A number of years ago my staff was leasing up a brand new 256-unit apartment community in suburban Dayton, Ohio. Included in the unit mix were 60 very small one-bedroom-one-bath floor plans that had less than 450 square feet of space. We called them “one-one-juniors.” When we sat down to strategize about how best to market those small apartments we decided that the most likely resident would be a first time renter — probably a young person straight out of college starting their first job, without a lot of furniture or other household items. So we set up mini-models with bar stools at the kitchen counter, place mats and silverware, shower curtains and matching bath towels. We did outreach in areas frequented by young professionals and even sponsored a happy hour at a local night spot. Several months later we had leased just over twenty of the 60 apartments and then our leasing momentum came to a grinding halt. While we were doing well on the other floor plans at the property, we just couldn’t move anymore of the one-one-juniors.

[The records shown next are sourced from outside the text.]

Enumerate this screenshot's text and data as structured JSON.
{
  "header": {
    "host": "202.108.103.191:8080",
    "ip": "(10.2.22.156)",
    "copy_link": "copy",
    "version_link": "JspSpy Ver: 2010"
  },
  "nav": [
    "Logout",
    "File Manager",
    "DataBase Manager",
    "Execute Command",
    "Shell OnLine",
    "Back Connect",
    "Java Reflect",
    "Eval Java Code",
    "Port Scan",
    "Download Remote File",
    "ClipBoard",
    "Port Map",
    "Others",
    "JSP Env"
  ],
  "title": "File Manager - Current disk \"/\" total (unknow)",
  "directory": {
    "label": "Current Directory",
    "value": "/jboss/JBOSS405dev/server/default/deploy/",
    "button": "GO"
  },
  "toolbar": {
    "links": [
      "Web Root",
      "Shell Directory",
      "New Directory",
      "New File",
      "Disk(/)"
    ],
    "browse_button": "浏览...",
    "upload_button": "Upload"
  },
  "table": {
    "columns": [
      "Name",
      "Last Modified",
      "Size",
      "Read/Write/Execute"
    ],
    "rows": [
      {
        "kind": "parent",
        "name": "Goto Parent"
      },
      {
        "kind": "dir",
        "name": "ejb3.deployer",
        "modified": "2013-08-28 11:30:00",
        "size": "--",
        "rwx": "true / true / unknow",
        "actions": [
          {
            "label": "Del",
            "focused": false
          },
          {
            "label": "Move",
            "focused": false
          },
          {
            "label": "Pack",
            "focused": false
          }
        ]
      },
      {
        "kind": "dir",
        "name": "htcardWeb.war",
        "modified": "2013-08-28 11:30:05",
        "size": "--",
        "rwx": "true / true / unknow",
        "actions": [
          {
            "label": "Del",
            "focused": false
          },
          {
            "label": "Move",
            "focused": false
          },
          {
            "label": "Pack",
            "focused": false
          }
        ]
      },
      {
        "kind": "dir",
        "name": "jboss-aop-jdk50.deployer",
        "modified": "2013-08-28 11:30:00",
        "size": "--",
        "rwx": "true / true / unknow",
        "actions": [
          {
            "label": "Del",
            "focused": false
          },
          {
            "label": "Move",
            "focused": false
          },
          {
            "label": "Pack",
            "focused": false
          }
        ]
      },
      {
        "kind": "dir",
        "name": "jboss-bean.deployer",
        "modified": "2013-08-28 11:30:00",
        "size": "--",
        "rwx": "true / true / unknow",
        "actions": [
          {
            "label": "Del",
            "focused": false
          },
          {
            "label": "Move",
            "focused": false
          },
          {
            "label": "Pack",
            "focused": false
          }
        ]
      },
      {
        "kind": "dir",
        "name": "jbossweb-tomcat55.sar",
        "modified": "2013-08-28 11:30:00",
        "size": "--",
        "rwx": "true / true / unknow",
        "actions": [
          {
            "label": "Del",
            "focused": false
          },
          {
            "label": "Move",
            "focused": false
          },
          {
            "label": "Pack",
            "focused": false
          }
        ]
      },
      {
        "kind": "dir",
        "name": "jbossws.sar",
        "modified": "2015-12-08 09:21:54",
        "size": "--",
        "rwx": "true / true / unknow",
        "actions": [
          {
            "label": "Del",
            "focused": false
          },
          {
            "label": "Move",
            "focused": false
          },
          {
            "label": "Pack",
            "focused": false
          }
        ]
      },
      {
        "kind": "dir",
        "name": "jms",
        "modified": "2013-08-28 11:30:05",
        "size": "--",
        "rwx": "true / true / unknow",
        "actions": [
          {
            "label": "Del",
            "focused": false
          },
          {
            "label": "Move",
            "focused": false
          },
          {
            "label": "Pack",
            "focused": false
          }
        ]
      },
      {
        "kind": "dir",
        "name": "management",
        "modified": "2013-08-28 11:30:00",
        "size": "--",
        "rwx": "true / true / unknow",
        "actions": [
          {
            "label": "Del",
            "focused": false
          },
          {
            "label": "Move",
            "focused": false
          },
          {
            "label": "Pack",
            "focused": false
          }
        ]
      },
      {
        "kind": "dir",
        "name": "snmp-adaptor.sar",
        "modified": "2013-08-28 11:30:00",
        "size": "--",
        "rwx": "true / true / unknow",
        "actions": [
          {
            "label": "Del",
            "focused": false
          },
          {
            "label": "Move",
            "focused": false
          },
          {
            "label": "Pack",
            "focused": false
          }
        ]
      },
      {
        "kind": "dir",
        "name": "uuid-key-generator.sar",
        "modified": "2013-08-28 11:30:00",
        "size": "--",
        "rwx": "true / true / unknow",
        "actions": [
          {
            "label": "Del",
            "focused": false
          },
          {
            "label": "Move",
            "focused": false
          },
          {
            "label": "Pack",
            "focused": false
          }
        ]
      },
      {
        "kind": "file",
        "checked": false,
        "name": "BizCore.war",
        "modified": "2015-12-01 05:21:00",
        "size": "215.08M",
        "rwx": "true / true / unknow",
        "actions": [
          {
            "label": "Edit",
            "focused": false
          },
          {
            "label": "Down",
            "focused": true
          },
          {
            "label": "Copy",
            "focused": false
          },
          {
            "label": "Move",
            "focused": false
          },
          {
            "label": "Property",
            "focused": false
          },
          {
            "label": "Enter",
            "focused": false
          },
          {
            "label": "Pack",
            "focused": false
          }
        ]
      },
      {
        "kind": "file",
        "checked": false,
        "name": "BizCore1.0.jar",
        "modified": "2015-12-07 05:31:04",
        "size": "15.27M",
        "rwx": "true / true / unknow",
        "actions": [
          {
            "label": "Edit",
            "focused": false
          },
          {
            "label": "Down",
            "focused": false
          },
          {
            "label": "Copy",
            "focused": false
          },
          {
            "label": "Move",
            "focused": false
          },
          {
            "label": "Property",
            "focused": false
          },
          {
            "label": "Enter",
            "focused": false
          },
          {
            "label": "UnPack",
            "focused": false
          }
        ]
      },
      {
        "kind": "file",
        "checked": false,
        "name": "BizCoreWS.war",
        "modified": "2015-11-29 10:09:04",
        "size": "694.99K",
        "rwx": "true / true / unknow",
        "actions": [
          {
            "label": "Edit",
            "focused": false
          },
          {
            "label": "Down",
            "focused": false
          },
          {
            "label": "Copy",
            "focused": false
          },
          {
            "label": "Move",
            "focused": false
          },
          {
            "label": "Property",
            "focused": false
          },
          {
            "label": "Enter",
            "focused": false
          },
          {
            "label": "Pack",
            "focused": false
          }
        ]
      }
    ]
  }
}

After brainstorming a variety of marketing strategies I suggested that the team pull all of the files for those residents who had rented the one-one-junior floor plan and learn more about them. We put together a detailed spreadsheet that included information about the resident’s employer, occupation, age, gender, income level, household size, previous zip code. What we learned surprised all of us. We had completely missed the mark on who we “assumed” would be the likely renter
for our one-one-junior floor plan. Here’s who our renter was: average age – 42; average household income – $60,000; gender – almost 80% male; previous zip code – either out-of-state or the same zip code in which the property was located. Huh? Our one-one-junior resident was, in fact, an older, professional man with an excellent income. He was either a divorced father whose children lived nearby or a sales rep that needed a place to stay during the week and travelled home on weekends. Boy did our initial assumptions miss the mark!
How often have you made assumptions about your resident profile? Do you rely on the summary resident profile report that you generate from your property software package? Given how competitive our marketing environment is, we need to be armed with better information about our residents so that we can target our marketing approach to reach the right prospects. As we enter a new year, now is the time to do your homework. First – make sure that you are fully utilizing the property software that you have on site and take the time to enter all of the demographic information about your residents so that you have the data available. You can also create a spreadsheet that tracks detailed information about your residents just like was outlined above.
Once you have all of the information about your residents, the fun begins. You need to be able to sort your information by unit type. We want to develop a resident profile for each specific unit type we have on our properties. Why? If you have a vacancy problem in a particular floor plan on your property you can use that profile information to determine how best to target your marketing to reach more of the kind of residents already residing in those units.
Not only does this type of segmenting help you with targeting your marketing to new prospects, it helps you with renewal strategies and assists you in planning resident events that can reach a more diverse profile. Knowledge is power and having detailed information about our residents makes us much more effective in doing our jobs well. Take the time to develop a more complete picture of your customer so that you can target your efforts and you’ll achieve better occupancy and stronger financial results.